Big 12 Team Previews: Baylor BearsPosted by dnspewak on November 11th, 2011
Predicted finish: 2nd
2010-11 Record: 18-13, 7-9 (7th, Big 12)
Head Coach: Scott Drew, 9th season
Key Losses: Lacedarius Dunn (19.5 PPG)
It’s been an up-and-down stretch lately for Scott Drew at Baylor. In 2007-08, Drew led the Bears to their first NCAA Tournament appearance in decades, capping a remarkable turnaround for the program just five years after the ugly Patrick Dennehy murder scandal. With high expectations the next season, though, the Bears flopped; they then recovered for an Elite Eight appearance in 2009-10 before tumbling to a 7-9 record in Big 12 play last season. If the trend continues, perhaps BU will make a Final Four this season. That’s not even a wild scenario, considering the Bears have one of the nation’s most ferocious frontcourts. Even with all of the talent in Waco, they’ll need better point guard play, and they must learn how to play as a cohesive unit. If that happens, there’s no stopping these guys.
The Stars: Perry Jones could have made millions as an NBA Draft lottery pick this spring, but he bypassed that option and returned for his sophomore season at Baylor. Although the 6’11” forward wasn’t perfect last season, he was still one of the nation’s top freshman. In 2011-12, he’s a Big 12 Player of the Year and All-America candidate who can score from anywhere on the floor. The other star opposite of Jones is Quincy Miller, the freshman stud who loves to attack the offensive glass and use his freakish athleticism in transition. Like Jones, Miller is a long, fast forward with great defensive potential and a future in the NBA.
The Veterans: Many of the following players could be considered “stars.” That’s how individually talented these Bears appear to be on paper. Seniors Quincy Acy and Anthony Jones are versatile scoring and rebounding machines in the frontcourt (noticing a trend?), though Jones is a bit more perimeter-oriented.

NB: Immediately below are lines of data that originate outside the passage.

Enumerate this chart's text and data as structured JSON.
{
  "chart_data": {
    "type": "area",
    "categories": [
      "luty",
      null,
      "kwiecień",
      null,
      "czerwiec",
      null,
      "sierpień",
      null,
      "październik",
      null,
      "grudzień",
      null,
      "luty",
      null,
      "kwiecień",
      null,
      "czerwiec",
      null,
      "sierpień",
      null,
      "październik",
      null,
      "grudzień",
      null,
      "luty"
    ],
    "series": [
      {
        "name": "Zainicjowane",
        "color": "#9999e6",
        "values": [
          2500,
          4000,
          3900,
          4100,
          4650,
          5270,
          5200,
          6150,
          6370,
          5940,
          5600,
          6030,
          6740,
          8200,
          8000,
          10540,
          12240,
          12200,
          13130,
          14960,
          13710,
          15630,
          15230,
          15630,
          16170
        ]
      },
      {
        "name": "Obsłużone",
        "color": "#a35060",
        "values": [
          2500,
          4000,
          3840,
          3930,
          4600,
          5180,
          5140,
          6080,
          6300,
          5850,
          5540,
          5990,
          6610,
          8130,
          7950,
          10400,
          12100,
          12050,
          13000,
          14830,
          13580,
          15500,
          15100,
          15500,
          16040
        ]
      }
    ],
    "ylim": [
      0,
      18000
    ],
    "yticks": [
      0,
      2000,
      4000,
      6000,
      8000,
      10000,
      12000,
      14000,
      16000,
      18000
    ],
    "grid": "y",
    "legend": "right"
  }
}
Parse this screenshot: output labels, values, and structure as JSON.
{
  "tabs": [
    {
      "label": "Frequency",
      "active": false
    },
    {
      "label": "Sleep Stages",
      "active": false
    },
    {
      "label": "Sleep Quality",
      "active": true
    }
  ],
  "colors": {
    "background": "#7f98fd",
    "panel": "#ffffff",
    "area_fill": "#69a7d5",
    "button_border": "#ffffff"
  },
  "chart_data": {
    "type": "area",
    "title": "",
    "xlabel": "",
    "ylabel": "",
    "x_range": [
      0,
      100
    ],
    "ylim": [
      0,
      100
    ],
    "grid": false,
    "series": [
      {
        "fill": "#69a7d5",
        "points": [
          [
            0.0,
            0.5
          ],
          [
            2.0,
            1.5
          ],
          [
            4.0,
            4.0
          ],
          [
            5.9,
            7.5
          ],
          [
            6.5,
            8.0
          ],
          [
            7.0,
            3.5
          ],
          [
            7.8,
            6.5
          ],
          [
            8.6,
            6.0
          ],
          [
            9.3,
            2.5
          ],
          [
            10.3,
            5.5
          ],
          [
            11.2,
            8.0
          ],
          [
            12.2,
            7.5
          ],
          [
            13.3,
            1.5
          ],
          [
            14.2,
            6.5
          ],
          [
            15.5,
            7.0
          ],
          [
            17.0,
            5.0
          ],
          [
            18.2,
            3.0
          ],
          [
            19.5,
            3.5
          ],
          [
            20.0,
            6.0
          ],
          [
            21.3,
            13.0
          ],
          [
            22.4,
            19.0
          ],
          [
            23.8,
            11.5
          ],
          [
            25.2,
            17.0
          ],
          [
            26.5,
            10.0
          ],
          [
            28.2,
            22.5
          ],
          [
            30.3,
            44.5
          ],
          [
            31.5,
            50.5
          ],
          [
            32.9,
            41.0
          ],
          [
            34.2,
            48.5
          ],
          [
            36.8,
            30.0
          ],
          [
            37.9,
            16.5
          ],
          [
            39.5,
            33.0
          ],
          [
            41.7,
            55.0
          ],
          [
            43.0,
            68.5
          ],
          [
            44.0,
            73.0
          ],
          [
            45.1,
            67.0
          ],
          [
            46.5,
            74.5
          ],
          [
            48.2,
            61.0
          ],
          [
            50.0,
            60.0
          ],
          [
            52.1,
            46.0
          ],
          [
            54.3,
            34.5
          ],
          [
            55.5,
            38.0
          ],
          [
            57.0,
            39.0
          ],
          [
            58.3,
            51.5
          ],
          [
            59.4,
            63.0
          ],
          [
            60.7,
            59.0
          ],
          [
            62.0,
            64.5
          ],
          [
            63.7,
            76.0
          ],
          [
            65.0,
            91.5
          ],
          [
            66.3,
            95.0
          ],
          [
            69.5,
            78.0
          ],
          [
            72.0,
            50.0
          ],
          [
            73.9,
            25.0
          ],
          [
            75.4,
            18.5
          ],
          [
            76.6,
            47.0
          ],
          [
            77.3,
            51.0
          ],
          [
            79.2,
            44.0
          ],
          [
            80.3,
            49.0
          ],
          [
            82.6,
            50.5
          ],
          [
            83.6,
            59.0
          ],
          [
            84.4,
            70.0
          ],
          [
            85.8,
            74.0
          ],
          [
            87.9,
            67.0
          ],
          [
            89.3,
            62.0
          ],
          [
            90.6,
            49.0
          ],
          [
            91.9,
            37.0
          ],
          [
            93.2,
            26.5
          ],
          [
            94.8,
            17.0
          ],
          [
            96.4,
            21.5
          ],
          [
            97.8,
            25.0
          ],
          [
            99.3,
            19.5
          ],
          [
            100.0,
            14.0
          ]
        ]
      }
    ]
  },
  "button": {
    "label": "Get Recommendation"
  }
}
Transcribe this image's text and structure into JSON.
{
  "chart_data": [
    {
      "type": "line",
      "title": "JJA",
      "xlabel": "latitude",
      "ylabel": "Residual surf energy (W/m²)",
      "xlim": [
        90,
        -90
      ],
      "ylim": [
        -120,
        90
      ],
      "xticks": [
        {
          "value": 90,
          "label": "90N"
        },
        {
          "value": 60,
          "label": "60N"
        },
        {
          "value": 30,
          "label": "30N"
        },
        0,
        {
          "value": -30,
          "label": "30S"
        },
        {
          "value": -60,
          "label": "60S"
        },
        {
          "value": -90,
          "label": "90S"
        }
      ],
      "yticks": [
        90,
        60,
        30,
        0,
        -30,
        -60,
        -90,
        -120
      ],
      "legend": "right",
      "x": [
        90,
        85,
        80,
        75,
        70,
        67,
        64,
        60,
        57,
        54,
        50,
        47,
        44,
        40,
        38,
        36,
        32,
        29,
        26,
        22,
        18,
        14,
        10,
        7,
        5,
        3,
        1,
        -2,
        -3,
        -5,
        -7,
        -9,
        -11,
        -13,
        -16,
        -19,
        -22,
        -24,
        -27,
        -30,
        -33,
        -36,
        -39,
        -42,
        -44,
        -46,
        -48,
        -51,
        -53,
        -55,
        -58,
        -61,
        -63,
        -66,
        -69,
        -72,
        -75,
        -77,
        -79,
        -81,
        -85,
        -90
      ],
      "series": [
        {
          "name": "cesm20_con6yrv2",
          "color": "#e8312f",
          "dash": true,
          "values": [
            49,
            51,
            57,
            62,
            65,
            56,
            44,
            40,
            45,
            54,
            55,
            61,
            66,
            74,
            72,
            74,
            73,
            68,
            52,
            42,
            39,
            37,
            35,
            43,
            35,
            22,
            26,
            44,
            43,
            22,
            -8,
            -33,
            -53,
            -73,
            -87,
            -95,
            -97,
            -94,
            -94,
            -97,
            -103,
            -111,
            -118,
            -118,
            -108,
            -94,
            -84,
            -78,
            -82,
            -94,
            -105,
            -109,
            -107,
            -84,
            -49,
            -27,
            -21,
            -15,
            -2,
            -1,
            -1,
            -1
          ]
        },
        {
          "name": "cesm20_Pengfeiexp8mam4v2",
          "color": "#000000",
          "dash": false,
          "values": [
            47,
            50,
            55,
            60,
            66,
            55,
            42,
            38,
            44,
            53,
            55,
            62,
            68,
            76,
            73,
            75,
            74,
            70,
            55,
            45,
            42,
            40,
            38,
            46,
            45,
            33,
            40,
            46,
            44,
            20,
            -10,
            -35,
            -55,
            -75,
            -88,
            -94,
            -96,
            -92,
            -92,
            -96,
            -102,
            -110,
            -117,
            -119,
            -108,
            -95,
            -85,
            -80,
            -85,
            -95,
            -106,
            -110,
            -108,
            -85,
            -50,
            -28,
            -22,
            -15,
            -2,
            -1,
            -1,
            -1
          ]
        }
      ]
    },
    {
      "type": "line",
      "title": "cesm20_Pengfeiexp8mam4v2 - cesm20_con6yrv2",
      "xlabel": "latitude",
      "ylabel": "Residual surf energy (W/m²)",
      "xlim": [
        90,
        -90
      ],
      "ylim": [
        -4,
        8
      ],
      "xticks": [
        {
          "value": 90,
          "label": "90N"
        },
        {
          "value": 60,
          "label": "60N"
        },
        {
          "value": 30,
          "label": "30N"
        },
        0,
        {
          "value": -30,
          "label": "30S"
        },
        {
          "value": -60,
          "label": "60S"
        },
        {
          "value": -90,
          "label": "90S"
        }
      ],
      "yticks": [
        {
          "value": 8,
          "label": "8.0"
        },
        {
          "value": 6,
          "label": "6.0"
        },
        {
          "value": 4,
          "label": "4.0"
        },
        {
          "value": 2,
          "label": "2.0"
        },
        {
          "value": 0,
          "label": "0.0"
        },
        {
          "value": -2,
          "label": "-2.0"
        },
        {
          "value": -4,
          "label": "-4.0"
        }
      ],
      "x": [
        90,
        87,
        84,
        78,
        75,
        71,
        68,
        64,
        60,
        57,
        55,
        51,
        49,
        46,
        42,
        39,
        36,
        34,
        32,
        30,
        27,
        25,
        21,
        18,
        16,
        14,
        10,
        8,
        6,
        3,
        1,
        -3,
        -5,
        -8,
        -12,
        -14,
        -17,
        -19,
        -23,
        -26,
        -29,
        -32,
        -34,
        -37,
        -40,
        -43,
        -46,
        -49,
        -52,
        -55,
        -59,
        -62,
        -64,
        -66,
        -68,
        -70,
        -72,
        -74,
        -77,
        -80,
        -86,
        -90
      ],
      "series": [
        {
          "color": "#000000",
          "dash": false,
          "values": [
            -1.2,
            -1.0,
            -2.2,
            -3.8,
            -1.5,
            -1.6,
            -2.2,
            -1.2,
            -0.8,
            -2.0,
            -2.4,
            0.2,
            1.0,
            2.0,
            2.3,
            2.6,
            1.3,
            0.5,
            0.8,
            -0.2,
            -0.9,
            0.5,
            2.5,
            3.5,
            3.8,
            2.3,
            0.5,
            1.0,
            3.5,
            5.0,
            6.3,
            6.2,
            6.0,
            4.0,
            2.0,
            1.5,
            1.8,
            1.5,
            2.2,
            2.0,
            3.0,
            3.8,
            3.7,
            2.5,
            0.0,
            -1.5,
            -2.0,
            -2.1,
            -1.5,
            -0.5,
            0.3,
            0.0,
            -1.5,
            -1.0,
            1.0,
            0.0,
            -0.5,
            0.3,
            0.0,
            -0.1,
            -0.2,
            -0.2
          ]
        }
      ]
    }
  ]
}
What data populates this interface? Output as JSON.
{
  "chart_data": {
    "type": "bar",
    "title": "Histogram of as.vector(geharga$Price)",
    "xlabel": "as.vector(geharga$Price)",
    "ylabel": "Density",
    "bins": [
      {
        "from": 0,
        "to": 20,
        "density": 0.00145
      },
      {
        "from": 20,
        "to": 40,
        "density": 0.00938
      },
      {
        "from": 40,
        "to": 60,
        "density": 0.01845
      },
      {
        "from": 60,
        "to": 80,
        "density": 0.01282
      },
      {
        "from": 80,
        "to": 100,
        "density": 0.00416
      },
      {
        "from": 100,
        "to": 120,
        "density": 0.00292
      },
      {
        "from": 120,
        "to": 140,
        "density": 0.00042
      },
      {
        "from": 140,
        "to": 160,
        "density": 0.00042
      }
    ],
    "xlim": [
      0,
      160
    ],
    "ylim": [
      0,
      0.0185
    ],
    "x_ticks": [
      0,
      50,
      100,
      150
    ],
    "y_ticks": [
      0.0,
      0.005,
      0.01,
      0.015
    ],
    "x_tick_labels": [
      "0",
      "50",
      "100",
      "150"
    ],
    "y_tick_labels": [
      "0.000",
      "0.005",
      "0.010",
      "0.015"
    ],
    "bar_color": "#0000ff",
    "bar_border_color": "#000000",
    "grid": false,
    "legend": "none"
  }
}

And that’s not all: former blue-chip recruit J’Mison Morgan provides the bulk in the paint with his 6’11” frame and shotblocking ability. Redshirt sophomore Cory Jefferson will also return after sitting out last year, and glue-guy Fred Ellis gives Baylor a steady veteran presence from an intangibles standpoint. Notice we haven’t yet mentioned a single guard. Leading the way in the backcourt is junior A.J. Walton, one of the league’s better passers at point guard.
The Newbies: Miller is the star of the class, but Drew didn’t stop there. He also hauled in dunking sensation Deuce Bello, a 6’4” guard out of North Carolina, as well as one of the nation’s top junior college recruits in point guard Pierre Jackson. He also plucked combo-guard Brady Heslip from Boston College and Logan Lowery, a forward from Centenary. Jackson is probably the key for Baylor this season. When the Bears have struggled, it’s because they’ve lacked strong point guard play. Jackson sounds like an immediate difference-maker, but it often takes JuCo transfers a few months — or a full season — to adjust to D-I ball.
Breakout Candidate: J’Mison Morgan is the forgotten man in Baylor’s frontcourt. He’s lost a lot of weight since his days at UCLA, and he is one of the team’s top defensive players. It will be difficult for Morgan to make his mark with so much talent in front of him, but his shotblocking and wide frame will keep him in the rotation. Morgan may not lead the team in scoring, but he could be in store for a productive senior season.
Why They’re Better Than You Think: In short, this team fields an NBA starting lineup. The depth, athleticism and sheer talent is mind-blowing. On paper, Baylor’s roster has more individual accolades than any squad in the nation. If basketball were played on a computer simulation game, Baylor might finish undefeated.
Points of Concern: They don’t play basketball on paper or on the computer. They play it on the court, and this group has not proven it can play as one unit. Last season, Scott Drew fielded the same amount of talent; teams shuttered at the announcement of the starting lineup before games. But suddenly, once the team took the floor, there wasn’t any consistency or chemistry. Baylor didn’t pass very well, and it didn’t seem to ever be on the same page. That’s why a team with several NBA prospects finished 7-9 in the Big 12 and missed the NCAA Tournament. If Walton improves at point guard and Jackson plays like many expect him to, Baylor could win a National Championship. Otherwise, Baylor could find itself once again squandering a golden opportunity.